Sunday, 28 February 2010

KBUS Limpets - an introduction with goldfish

This is a metaphorical goldfish called A.


This is another metaphorical goldfishcalled B.

A and B live in a metaphorical goldfish bowl.

Each metaphorical goldfish bowl has a KBUS device in it - this bowl has KBUS device 0:



Here are the two fish in their bowl.

Metaphorical goldfish are simple creatures. They can only communicate with each other using KBUS messages.


Here is another metaphorical goldfish bowl. This one contains metaphorical goldfish called R and G. Their bowl has KBUS device 3.


Unfortunately, A and B cannot communicate with R and G. Even if the two metaphorical goldfish bowls are running on the same computer, KBUS does not permit sending KBUS messages between different KBUS devices.

Luckily, KBUS provides Limpets.

A Limpet lives on the side of a metaphorical goldfish bowl, and communicates with another Limpet on another metaphorical bowl.

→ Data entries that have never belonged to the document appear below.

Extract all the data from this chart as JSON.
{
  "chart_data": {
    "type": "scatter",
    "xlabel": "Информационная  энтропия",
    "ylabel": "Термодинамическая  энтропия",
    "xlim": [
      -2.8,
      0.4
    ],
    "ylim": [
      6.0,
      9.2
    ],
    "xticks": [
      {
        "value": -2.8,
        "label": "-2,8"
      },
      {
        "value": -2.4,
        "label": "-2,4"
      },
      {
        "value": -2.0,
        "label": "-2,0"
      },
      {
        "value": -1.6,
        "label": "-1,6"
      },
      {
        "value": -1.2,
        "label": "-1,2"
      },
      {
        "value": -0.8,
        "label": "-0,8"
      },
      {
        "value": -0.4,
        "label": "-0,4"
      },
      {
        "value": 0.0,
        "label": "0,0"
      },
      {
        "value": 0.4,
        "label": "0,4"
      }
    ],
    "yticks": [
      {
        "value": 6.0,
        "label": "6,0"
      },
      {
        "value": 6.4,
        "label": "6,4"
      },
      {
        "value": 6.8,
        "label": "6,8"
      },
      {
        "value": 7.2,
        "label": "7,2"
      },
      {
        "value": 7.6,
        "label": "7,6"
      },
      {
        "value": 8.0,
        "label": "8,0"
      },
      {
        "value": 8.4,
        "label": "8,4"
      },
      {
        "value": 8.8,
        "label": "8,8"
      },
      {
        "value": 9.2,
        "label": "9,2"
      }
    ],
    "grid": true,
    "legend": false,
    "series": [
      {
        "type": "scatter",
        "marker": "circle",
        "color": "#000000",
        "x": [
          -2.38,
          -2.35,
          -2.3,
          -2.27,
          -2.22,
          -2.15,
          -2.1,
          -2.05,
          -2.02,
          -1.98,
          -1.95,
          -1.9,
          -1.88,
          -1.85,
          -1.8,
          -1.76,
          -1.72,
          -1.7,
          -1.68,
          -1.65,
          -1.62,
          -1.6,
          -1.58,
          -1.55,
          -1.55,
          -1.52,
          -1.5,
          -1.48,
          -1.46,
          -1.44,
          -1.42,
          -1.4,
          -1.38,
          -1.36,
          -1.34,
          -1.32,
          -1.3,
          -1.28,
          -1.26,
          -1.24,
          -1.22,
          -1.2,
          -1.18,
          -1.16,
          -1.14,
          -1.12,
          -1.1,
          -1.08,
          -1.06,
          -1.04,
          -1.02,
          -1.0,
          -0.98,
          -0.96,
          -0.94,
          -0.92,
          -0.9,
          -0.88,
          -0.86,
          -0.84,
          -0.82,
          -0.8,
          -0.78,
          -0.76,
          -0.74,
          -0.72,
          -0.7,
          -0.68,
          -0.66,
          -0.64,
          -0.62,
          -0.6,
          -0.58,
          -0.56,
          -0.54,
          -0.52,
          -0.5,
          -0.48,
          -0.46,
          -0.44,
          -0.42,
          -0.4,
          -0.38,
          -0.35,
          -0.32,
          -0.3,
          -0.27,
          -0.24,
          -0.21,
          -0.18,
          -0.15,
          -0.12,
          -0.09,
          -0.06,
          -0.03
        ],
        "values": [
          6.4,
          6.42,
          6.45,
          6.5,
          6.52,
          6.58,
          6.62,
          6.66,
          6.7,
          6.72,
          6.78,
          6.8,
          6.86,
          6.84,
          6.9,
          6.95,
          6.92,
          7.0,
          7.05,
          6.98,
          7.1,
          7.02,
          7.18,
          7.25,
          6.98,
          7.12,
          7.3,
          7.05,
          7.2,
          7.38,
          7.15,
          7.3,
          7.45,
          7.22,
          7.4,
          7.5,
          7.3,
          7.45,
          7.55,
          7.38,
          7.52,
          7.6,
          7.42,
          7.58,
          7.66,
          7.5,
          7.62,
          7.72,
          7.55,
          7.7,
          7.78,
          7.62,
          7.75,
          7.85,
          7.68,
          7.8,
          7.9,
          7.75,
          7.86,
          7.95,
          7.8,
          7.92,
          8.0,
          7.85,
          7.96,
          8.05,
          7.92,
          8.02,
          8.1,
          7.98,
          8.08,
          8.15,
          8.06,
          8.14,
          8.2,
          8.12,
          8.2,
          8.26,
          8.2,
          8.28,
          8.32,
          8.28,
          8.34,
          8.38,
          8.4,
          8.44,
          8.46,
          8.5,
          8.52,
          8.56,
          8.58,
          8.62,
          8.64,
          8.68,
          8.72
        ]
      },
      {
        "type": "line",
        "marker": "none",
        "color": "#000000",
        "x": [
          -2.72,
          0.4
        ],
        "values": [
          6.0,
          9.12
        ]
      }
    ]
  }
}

Here we have Limpet 1 connected to a Ksock on KBUS device 0, and Limpet 2 connected to a Ksock on KBUS device 3:
Limpets always come in pairs. Each Limpet can proxy KBUS messages from the KBUS device in its metaphorical goldfish bowl to and from the other Limpet in its pair.

Think of them as using very low power line-of-sight lasers to send messages between each other.

So a pair of Limpets hide the fact that the two KBUS devices are not the same. This means that fish A and G can talk just as if they were in the same bowl:

 
To the metaphorical goldfish, it is as if the messages magically pass between the two KBUS devices, and thus A and B can communicate with R and G.

This mechanism even allows such communication if there are intermediate bowls:


A few more technical details.

KBUS Limpets are currently experimental, and have not been extensively tested yet. Limpet daemons are available in Python and C (which intercommunicate happily).

In order to keep Limpets and their implementation as simple as possible, we're willing to put up with some limitations:
  1. We use TCP/IP or named sockets to communicate between Limpets,  which means one Limpet in each pair has to be a server, and thus started up first.
  2. All Limpets on a connected network must have unique ids.
  3. Limpets may not be used to form a network with loops in it. This greatly simplifies message management.
  4. We assume a "safe" or trusted network - if it acts like a Limpet, it is a Limpet.
  5. Finally, one cannot connect both ends of a Limpet pair to the same KBUS device (the same KBUS device number on different computers is OK, of course).